A WORLD-first anaerobic digestion plant will open in Ballymena next year to deal with the environmental problem of the 40,000 tonnes of chicken waste produced each year by the north's billion pound poultry sector.

The £23.3 million operation, part-funded by a £7.4m loan from Invest NI, will be built at Tully Quarry, near the town, and will have the capacity to generate three megawatts of electricity - enough to power more than 4,000 households - and produce a high quality organic fertiliser.

It will be the first anaerobic digestion (AD) operation in the world to be fuelled exclusively by poultry litter.

AD is a treatment that composts organic waste in the absence of oxygen producing a biogas that can be used to generate electricity and heat.

Historically Northern Ireland has lagged behind the rest of Europe in terms of embracing this type of renewable energy.

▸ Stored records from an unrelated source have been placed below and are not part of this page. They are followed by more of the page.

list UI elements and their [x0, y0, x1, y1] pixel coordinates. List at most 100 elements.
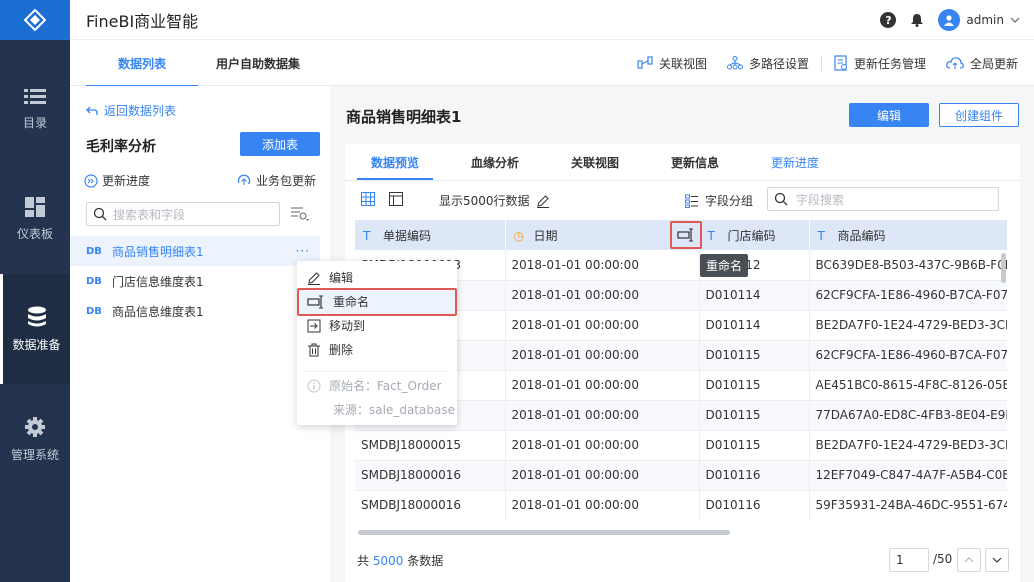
show-rows-setting[interactable]: 显示5000行数据: [439, 192, 550, 209]
field-search-input[interactable]: 字段搜索: [767, 187, 999, 211]
prev-page-button[interactable]: [957, 548, 981, 572]
rail-item-data-prep[interactable]: 数据准备: [0, 274, 70, 384]
table-row: SMDBJ18000016 2018-01-01 00:00:00 D010116 1…: [355, 460, 1007, 491]
tool-label: 多路径设置: [748, 56, 809, 71]
cell: 62CF9CFA-1E86-4960-B7CA-F07: [809, 280, 1007, 311]
tab-update-info[interactable]: 更新信息: [657, 144, 733, 180]
search-icon: [93, 207, 107, 221]
database-icon: [27, 306, 46, 326]
filter-list-icon[interactable]: [290, 206, 310, 222]
edit-button[interactable]: 编辑: [849, 103, 929, 127]
tool-label: 关联视图: [658, 56, 707, 71]
bell-icon[interactable]: [910, 13, 924, 27]
rename-field-button[interactable]: [670, 221, 702, 249]
rail-item-catalog[interactable]: 目录: [0, 54, 70, 164]
update-progress-label: 更新进度: [102, 174, 151, 188]
logo[interactable]: [0, 0, 70, 40]
menu-item-delete[interactable]: 删除: [307, 341, 353, 358]
table-name: 商品信息维度表1: [111, 304, 204, 319]
table-name: 商品销售明细表1: [111, 244, 204, 259]
page-total: /50: [933, 552, 953, 566]
page-input[interactable]: 1: [889, 548, 929, 572]
table-item[interactable]: DB 门店信息维度表1: [70, 266, 320, 296]
update-task-button[interactable]: 更新任务管理: [834, 55, 926, 72]
tab-label: 更新进度: [770, 155, 819, 170]
app-title: FineBI商业智能: [86, 11, 199, 31]
tab-self-service-dataset[interactable]: 用户自助数据集: [200, 40, 316, 86]
column-name: 门店编码: [727, 228, 776, 243]
task-icon: [834, 55, 847, 71]
cell: 59F35931-24BA-46DC-9551-6744: [809, 490, 1007, 520]
original-name-text: 原始名：Fact_Order: [329, 379, 442, 393]
cell: 2018-01-01 00:00:00: [505, 460, 700, 491]
relation-view-button[interactable]: 关联视图: [637, 55, 707, 72]
update-progress-link[interactable]: 更新进度: [84, 172, 150, 189]
total-prefix: 共: [357, 554, 370, 568]
avatar: [938, 9, 961, 31]
search-placeholder: 搜索表和字段: [113, 207, 186, 222]
table-context-menu: 编辑 重命名 移动到 删除 原始名：Fact_Order 来源：sale_dat…: [297, 261, 457, 425]
next-page-button[interactable]: [985, 548, 1009, 572]
column-name: 单据编码: [383, 228, 432, 243]
table-title: 商品销售明细表1: [346, 108, 462, 126]
search-icon: [774, 192, 788, 206]
cell: 2018-01-01 00:00:00: [505, 250, 700, 281]
text-type-icon: T: [707, 228, 715, 243]
cell: D010115: [699, 430, 810, 461]
toolbar: 关联视图 多路径设置 更新任务管理 全局更新: [617, 40, 1018, 86]
menu-item-rename[interactable]: 重命名: [307, 293, 369, 310]
table-item[interactable]: DB 商品销售明细表1 ···: [70, 236, 320, 266]
help-icon[interactable]: ?: [880, 12, 897, 28]
field-group-button[interactable]: 字段分组: [685, 192, 753, 209]
grid-view-icon[interactable]: [361, 192, 375, 206]
total-count: 5000: [372, 554, 404, 568]
rail-item-admin[interactable]: 管理系统: [0, 384, 70, 494]
cell: 62CF9CFA-1E86-4960-B7CA-F07: [809, 340, 1007, 371]
row-count: 共 5000 条数据: [357, 552, 443, 569]
menu-item-edit[interactable]: 编辑: [307, 269, 353, 286]
more-icon[interactable]: ···: [296, 244, 310, 258]
db-icon: DB: [86, 305, 102, 317]
column-header[interactable]: T 门店编码: [699, 220, 810, 250]
field-group-icon: [685, 194, 698, 208]
menu-label: 重命名: [333, 295, 370, 309]
create-component-button[interactable]: 创建组件: [939, 103, 1019, 127]
package-title: 毛利率分析: [86, 139, 156, 155]
tab-relation-view[interactable]: 关联视图: [557, 144, 633, 180]
column-header[interactable]: T 商品编码: [809, 220, 1007, 250]
rail-item-dashboard[interactable]: 仪表板: [0, 164, 70, 274]
tab-lineage[interactable]: 血缘分析: [457, 144, 533, 180]
divider: [820, 55, 822, 71]
clock-icon: ◷: [513, 228, 524, 243]
menu-label: 移动到: [329, 319, 366, 333]
refresh-icon: [237, 174, 251, 185]
tab-data-preview[interactable]: 数据预览: [357, 144, 433, 180]
cell: 77DA67A0-ED8C-4FB3-8E04-E9E: [809, 400, 1007, 431]
tab-label: 更新信息: [670, 155, 719, 170]
divider: [345, 180, 1020, 181]
vertical-scrollbar[interactable]: [1001, 253, 1006, 283]
package-update-link[interactable]: 业务包更新: [236, 172, 316, 189]
menu-item-move[interactable]: 移动到: [307, 317, 365, 334]
cell: D010115: [699, 400, 810, 431]
table-search-input[interactable]: 搜索表和字段: [86, 202, 280, 226]
back-to-list-link[interactable]: 返回数据列表: [86, 102, 176, 119]
tab-update-progress[interactable]: 更新进度: [757, 144, 833, 180]
trash-icon: [308, 343, 320, 356]
add-table-button[interactable]: 添加表: [240, 132, 320, 156]
global-update-button[interactable]: 全局更新: [946, 55, 1018, 72]
horizontal-scrollbar[interactable]: [358, 530, 730, 535]
rename-icon: [677, 228, 693, 242]
user-menu[interactable]: admin: [938, 9, 1020, 31]
preview-toolbar: 显示5000行数据 字段分组 字段搜索: [345, 184, 1020, 214]
username: admin: [966, 13, 1004, 27]
tab-data-list[interactable]: 数据列表: [86, 40, 198, 87]
tab-label: 血缘分析: [470, 155, 519, 170]
multi-path-button[interactable]: 多路径设置: [726, 55, 809, 72]
tool-label: 全局更新: [969, 56, 1018, 71]
column-header[interactable]: T 单据编码: [355, 220, 506, 250]
detail-view-icon[interactable]: [389, 192, 403, 206]
table-name: 门店信息维度表1: [111, 274, 204, 289]
table-item[interactable]: DB 商品信息维度表1: [70, 296, 320, 326]
chevron-down-icon: [992, 557, 1002, 563]
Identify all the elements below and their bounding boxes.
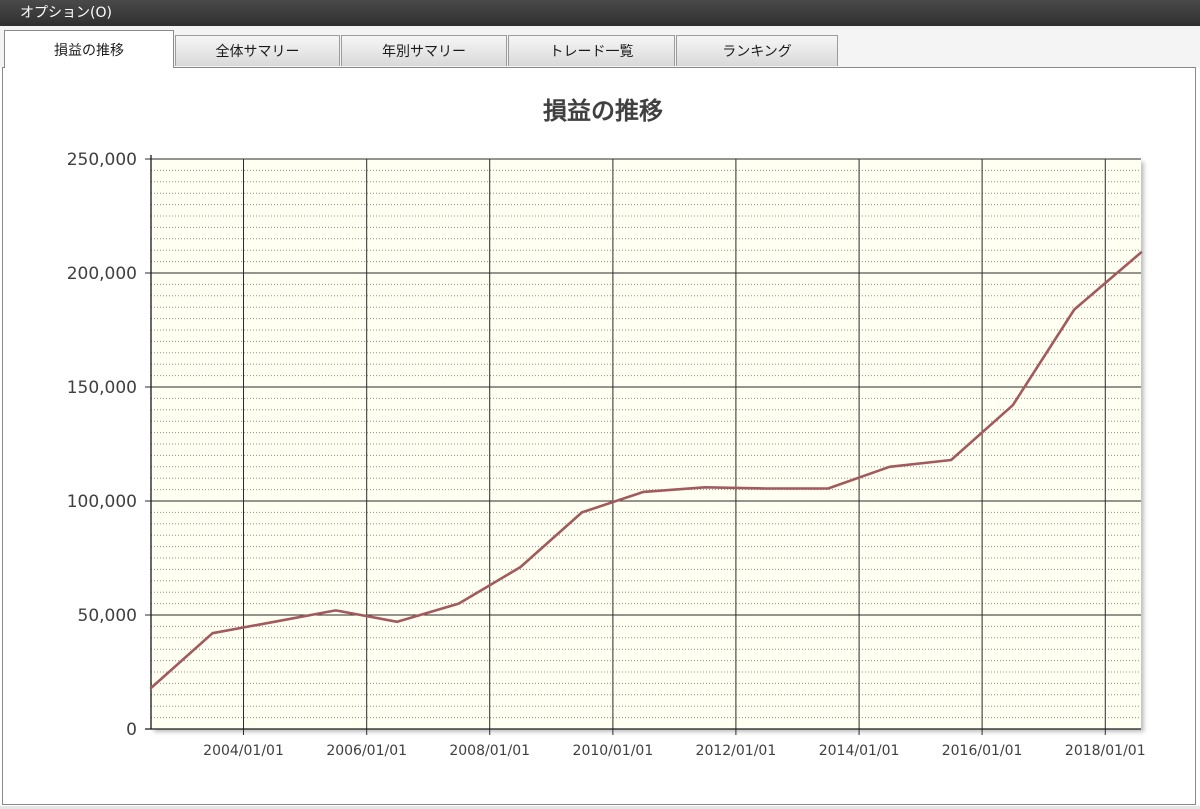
x-tick-label: 2010/01/01: [573, 743, 654, 759]
y-tick-label: 50,000: [78, 606, 137, 626]
x-tick-label: 2018/01/01: [1065, 743, 1146, 759]
x-tick-label: 2004/01/01: [203, 743, 284, 759]
y-tick-label: 0: [126, 720, 137, 740]
chart-title: 損益の推移: [543, 97, 663, 125]
tab-ranking[interactable]: ランキング: [676, 35, 838, 66]
x-tick-label: 2008/01/01: [449, 743, 530, 759]
tab-overall-summary[interactable]: 全体サマリー: [175, 35, 340, 66]
tab-strip: 損益の推移 全体サマリー 年別サマリー トレード一覧 ランキング: [0, 26, 1200, 68]
tab-trade-list[interactable]: トレード一覧: [508, 35, 675, 66]
tab-profit-transition[interactable]: 損益の推移: [4, 30, 174, 68]
y-tick-label: 250,000: [67, 150, 137, 170]
x-tick-label: 2016/01/01: [942, 743, 1023, 759]
y-tick-label: 150,000: [67, 378, 137, 398]
menu-bar: オプション(O): [0, 0, 1200, 26]
profit-chart: 損益の推移 0 50,000 100,000 150,000 200,000 250,00…: [67, 97, 1146, 759]
y-tick-label: 200,000: [67, 264, 137, 284]
tab-yearly-summary[interactable]: 年別サマリー: [341, 35, 507, 66]
x-tick-label: 2014/01/01: [819, 743, 900, 759]
y-tick-label: 100,000: [67, 492, 137, 512]
menu-options[interactable]: オプション(O): [14, 4, 118, 22]
chart-panel: 損益の推移 0 50,000 100,000 150,000 200,000 250,00…: [2, 67, 1196, 805]
x-tick-label: 2006/01/01: [326, 743, 407, 759]
x-tick-label: 2012/01/01: [696, 743, 777, 759]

The Tully project is being developed by Stream BioEnergy Limited, an experienced AD project developer, and will be built by Xergi and local firm BSG Ltd using an innovative nitrogen stripping technology to allow the plant to use up to 100 per cent poultry litter.

It has already received planning permission and secured the requisite permits to operate. Construction work will commence within weeks and it is intended that the plant will be operational in 2017.

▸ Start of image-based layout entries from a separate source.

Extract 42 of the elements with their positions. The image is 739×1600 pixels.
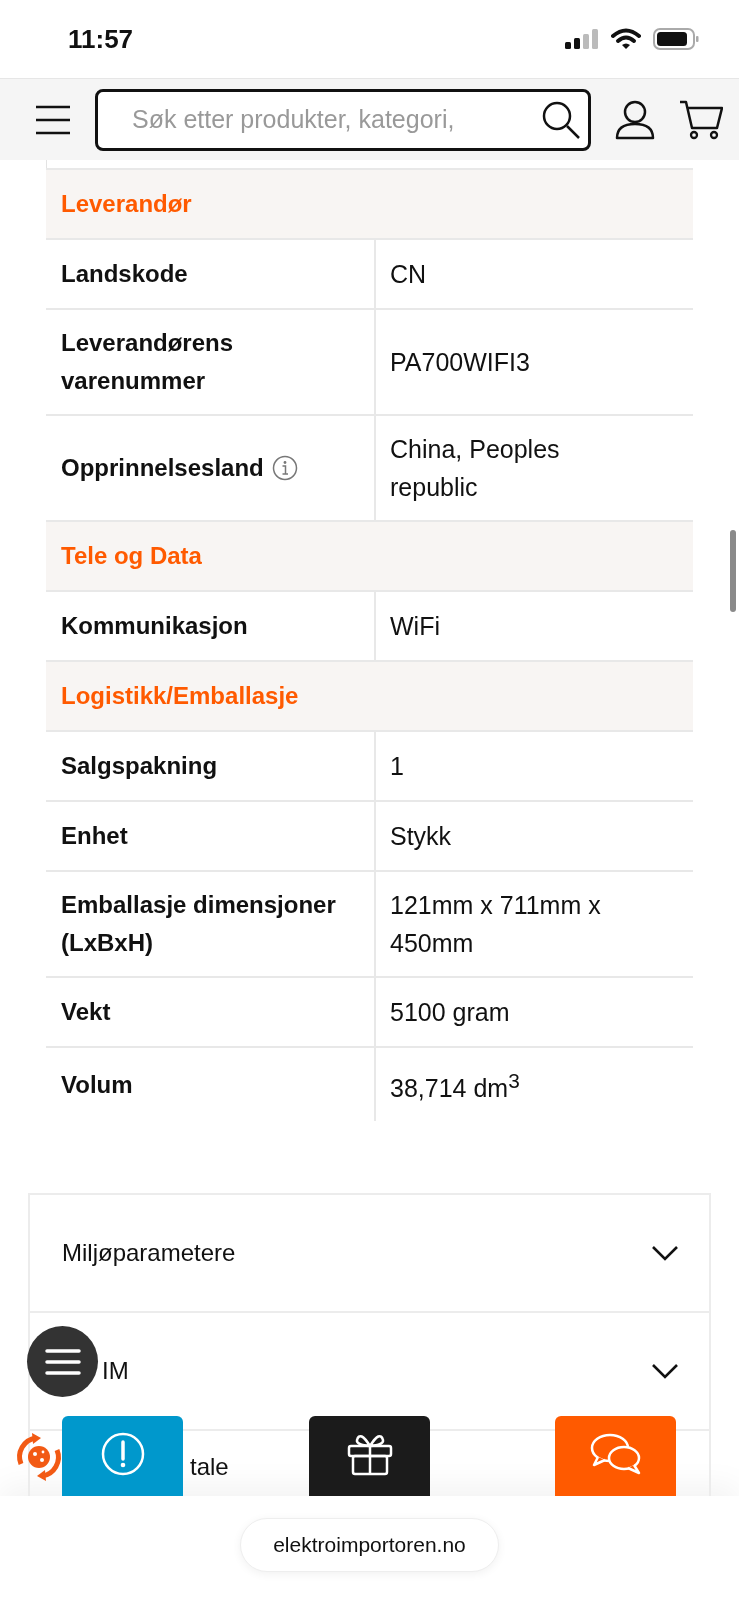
spec-label: Opprinnelsesland: [61, 453, 264, 483]
gift-icon: [346, 1432, 393, 1476]
alert-button[interactable]: [62, 1416, 183, 1496]
cart-icon[interactable]: [679, 99, 723, 140]
accordion-title[interactable]: IM: [102, 1357, 129, 1386]
chat-button[interactable]: [555, 1416, 676, 1496]
info-icon[interactable]: [271, 455, 298, 481]
spec-value: 1: [390, 751, 404, 782]
section-heading: Tele og Data: [46, 522, 693, 592]
spec-value: CN: [390, 259, 427, 290]
alert-icon: [100, 1432, 145, 1476]
spec-value: 5100 gram: [390, 997, 510, 1028]
spec-value: 38,714 dm$^{3}$: [390, 1068, 520, 1105]
spec-label: Landskode: [61, 259, 188, 289]
gift-button[interactable]: [309, 1416, 430, 1496]
menu-icon: [44, 1348, 81, 1375]
spec-label: Salgspakning: [61, 751, 218, 781]
spec-value: PA700WIFI3: [390, 347, 530, 378]
spec-label: Leverandørens varenummer: [61, 328, 235, 396]
section-heading: Leverandør: [46, 170, 693, 240]
user-icon[interactable]: [615, 99, 655, 140]
wifi-icon: [611, 28, 641, 50]
signal-icon: [565, 29, 599, 49]
spec-value: WiFi: [390, 611, 440, 642]
section-heading: Logistikk/Emballasje: [46, 662, 693, 732]
chat-icon: [589, 1432, 642, 1476]
address-bar[interactable]: elektroimportoren.no: [240, 1518, 499, 1572]
search-field[interactable]: Søk etter produkter, kategori,: [95, 88, 591, 151]
menu-icon[interactable]: [35, 104, 71, 135]
spec-value: China, Peoples republic: [390, 434, 561, 503]
spec-label: Volum: [61, 1069, 133, 1100]
accordion-title[interactable]: tale: [190, 1453, 229, 1482]
spec-label: Vekt: [61, 997, 111, 1027]
spec-label: Enhet: [61, 821, 128, 851]
status-time: 11:57: [68, 23, 134, 55]
search-icon[interactable]: [541, 99, 581, 140]
spec-label: Emballasje dimensjoner (LxBxH): [61, 890, 337, 958]
accordion-title[interactable]: Miljøparametere: [62, 1239, 236, 1268]
spec-label: Kommunikasjon: [61, 611, 248, 641]
spec-value: 121mm x 711mm x 450mm: [390, 890, 602, 959]
battery-icon: [653, 28, 699, 50]
spec-value: Stykk: [390, 821, 452, 852]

The Foresight Group-managed Recycling and Waste (RAW) Fund, in which the UK Green Investment Bank is a cornerstone investor, has committed £8.7m towards the Tully operation and another £1.8m in a separate 0.5 megawatts Gorthill AD plant in Eglington near Derry, which will process agricultural waste to generate renewable electricity.

Other funding for the Tully plant is being met with £1.3million in equity from the Sustainable Utilisation of Poultry Litter (SUPL) Scheme as well as from Xergi.

Economy Minister Simon Hamilton said: “This project is an outstanding example of public sector and private investors coming together to support a new technology for sustainable agriculture and to grow our economy.

"In addition to helping the local poultry sector to grow, the Ballymena plant will create up to 100 jobs during the construction phase with a further 11 new jobs available when it becomes operational next year.”

Agriculture Minister Michelle McIlveen added: “The project has seen close collaboration between technology companies, government and funding bodies, including the Green Investment Bank, and is a testament to our commitment to deliver a sustainable future for our agriculture sector.

"Projects such as this will play an important role in helping the poultry sector to address an environmental challenge.”

Edward Northam, head of investment banking at the UK Green Investment Bank, said: “We expect to see more rural communities exploring anaerobic digestion as a way of diverting organic waste from landfill while becoming more self-sufficient.

"These latest investments bring the number of on-farm AD plants supported by the GIB to six, five of which are located in Northern Ireland, demonstrating the growing demand in the sector.

“Plants of this scale save farming businesses money and can provide vital income through the sale of the electricity being generated.”

The poultry meat sector in the north employs around 6,000 people, mostly at Moy Park, and is a significant contributor to the region's economy, but the waste it produces has until now presented a significant environmental challenge.